Chris Lake: Crazy

Chris Lake
Crazy
Nervous

“I pass the main square / This place is way too techno” seems like a throwaway line from Chris Lake’s “Tokyo”, the opening track off his debut long player, but it appropriately describes that particular song’s placation on the album. For too much of Crazy, Lake lingers in the main square, the hegemony of techno, wherein that term stands for what rockist naysayers and philistine luddites peg it as: conventional, utilitarian, mollifying, and indulgent. Chakra for vacationing capitalists. Yet Lake thinks he’s also making a pop album, and we almost believe him. “Tokyo” contains the massive bassline and ecstatic pop sheen of a breakout success. The uncredited female singer’s vocals vie for the throne of alterna-pop goddesses like Annie, Kylie, Robyn, or Soffy O, a confident pop partnership complete with muscular riffage and beats that are not bound to a corpuscular chauvinism.

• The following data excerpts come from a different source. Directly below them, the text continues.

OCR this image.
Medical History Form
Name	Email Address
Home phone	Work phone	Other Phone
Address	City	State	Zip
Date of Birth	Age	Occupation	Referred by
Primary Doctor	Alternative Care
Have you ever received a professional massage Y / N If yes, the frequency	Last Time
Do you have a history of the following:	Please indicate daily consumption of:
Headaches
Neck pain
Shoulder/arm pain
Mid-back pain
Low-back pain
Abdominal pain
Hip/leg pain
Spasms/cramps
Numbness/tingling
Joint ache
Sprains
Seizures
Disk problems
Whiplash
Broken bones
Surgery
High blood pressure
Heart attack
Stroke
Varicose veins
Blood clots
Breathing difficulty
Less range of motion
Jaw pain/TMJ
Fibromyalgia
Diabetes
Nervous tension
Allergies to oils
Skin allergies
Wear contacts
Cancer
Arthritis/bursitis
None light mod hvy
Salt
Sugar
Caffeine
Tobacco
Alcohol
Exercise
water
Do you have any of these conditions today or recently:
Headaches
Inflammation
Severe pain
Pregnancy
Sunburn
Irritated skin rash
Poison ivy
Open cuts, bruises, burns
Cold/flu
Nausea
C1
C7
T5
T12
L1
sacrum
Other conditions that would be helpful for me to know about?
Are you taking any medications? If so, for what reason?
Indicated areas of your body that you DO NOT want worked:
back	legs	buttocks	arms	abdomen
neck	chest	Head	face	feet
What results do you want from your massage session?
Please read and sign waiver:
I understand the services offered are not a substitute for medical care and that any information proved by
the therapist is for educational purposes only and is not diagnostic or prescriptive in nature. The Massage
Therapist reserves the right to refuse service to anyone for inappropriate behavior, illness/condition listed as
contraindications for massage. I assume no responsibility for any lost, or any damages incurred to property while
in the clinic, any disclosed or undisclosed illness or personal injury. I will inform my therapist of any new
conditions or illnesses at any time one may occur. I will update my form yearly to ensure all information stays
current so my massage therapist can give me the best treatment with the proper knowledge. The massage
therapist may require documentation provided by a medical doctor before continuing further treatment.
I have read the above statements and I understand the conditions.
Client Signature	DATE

Contrast this with the lead single “Carry Me Away”, arpeggiated by the same tepid Thorazine-drooling Ibiza dreck that insufferably bland acts like Faithless, Chicane, Darude, late era Oakenfold, or any of the rest of the tripe who inexplicably rose to prominence in the latter half of the previous decade and doesn’t seem poised to leave us anytime soon. It’s the kind of music befitted to bourgeois ideals of elegance that are as at home under the influence of roofless narco-spa nightclubs as they are flattering the background of your cable access PowerPoint presentation. Judging by the strength of “Tokyo”, which would likely enervate any album that followed it (though particularly one as frustratingly de-spirited as this one), Chris Lake is a talented enough producer to not need the four-on-the-floor metronome to guarantee his dancefloor playability. Unfortunately, his players’ vocal strategy is for the voice to dominate just enough to distinguish itself from the square of “pure techno” but never to emerge autonomously enough in the mix to be anything other than an enslaved passenger to the beat. There are hints — the triumphalist synth-pop riff of “Give In”, the Britney-on-the-march vigor of “Crazy”, and the new electro-tech funk Wah of “Words” — that suggest Lake will one day be up to the task, but he’s too busy servicing those for whom “too techno” is a bad thing.